In this week’s recap, U.S. stocks were lower again this week with an ominous note, after a broad technology-sector selloff, sending the major U.S. stock indexes sharply lower & Treasury yields logging declines, not seen since some of the worst days of the pandemic last year. European shares fell on Friday, heading lower after a downturn in U.S. stocks on a tech slide & fears around the Omicron coronavirus variant hitting economic recovery. Chinese tech stocks in Hong Kong plunged after ride-hailing giant Didi announced Friday, that it will begin taking steps to delist from the U.S. NYSE.
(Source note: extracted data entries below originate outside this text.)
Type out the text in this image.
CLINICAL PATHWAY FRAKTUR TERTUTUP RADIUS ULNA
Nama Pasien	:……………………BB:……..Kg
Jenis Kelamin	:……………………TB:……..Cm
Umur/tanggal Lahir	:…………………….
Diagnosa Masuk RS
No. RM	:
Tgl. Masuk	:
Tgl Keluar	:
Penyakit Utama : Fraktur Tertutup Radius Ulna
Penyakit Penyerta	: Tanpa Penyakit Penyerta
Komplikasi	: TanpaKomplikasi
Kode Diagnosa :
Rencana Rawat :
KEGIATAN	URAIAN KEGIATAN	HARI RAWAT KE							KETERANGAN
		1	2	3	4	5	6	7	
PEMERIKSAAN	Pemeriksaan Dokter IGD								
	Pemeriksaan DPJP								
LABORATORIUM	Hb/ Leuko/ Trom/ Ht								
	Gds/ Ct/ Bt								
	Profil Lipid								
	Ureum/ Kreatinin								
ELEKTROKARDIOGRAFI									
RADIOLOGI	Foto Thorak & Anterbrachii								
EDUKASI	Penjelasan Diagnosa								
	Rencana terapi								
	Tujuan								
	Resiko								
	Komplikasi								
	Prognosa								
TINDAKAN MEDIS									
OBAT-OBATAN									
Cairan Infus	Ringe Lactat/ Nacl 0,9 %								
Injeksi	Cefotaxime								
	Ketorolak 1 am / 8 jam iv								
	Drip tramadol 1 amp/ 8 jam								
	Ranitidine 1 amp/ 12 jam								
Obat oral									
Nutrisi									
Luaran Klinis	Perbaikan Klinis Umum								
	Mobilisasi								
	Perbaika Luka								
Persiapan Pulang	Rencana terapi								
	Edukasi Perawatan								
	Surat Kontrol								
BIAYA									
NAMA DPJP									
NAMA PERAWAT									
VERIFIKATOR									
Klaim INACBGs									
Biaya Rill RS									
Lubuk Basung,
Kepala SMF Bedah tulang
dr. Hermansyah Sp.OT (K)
The era of big Chinese companies heading to the U.S. to raise money may be coming to an end. Ride-hailing firm DiDi Global, the “Uber of China,” said it plans to delist its shares from the New York Stock Exchange in preference for Hong Kong, likely at the behest of China’s government in Beijing. Shares in New York are already -44% down the IPO price from late June. The stock fell over -17% on Friday, on the news to $6.45. The stock is down -28.88% in the last 3 months, on a market cap of $37.62B.
Bitcoin prices fell sharply early Saturday by almost 20%. In the past 24 hours, 410,000 cryptocurrency accounts have been liquidated for a total of $2.6 billion (the largest liquidation was $27 million). Ether lost more than -14% in the last 24 hours, to a low near $3,500. The drop is related to turbulent trading since the omicron variant Covid appeared.
South Korea’s Hyundai putting more money into electric vehicles & robotics. Another important part is to transform the company from a conventional carmaker to embracing hydrogen-based technology, but the lack of hydrogen refueling stations & maintenance costs for parts are huge. Hyundai is the only global car firm besides Japan’s Toyota Motor Corp. to have made a large investment in hydrogen, pledging to have all of its new commercial vehicles run on either batteries or hydrogen fuel cells by 2028.
The U.S. Congress passed a bill on Thursday to keep the federal government funded until Feb. 18; the U.S. economy added 210K jobs in November, far below economists’ expectations; the CBOE Volatility Index or “VIX,” surged to 31.12 on Wednesday; Australia’s October trade surplus was 11.22B Australian dollars ($7.97B U.S.); global Food prices high all-time high; Singapore increased its gold reserves by about +20% earlier this year; consumer prices across 19 countries in the Eurozone are rising at a record rate; Musk warns SpaceX employees risk of bankruptcy if Starship engine crisis isn’t fixed; Barbados woke up Tuesday as a republic.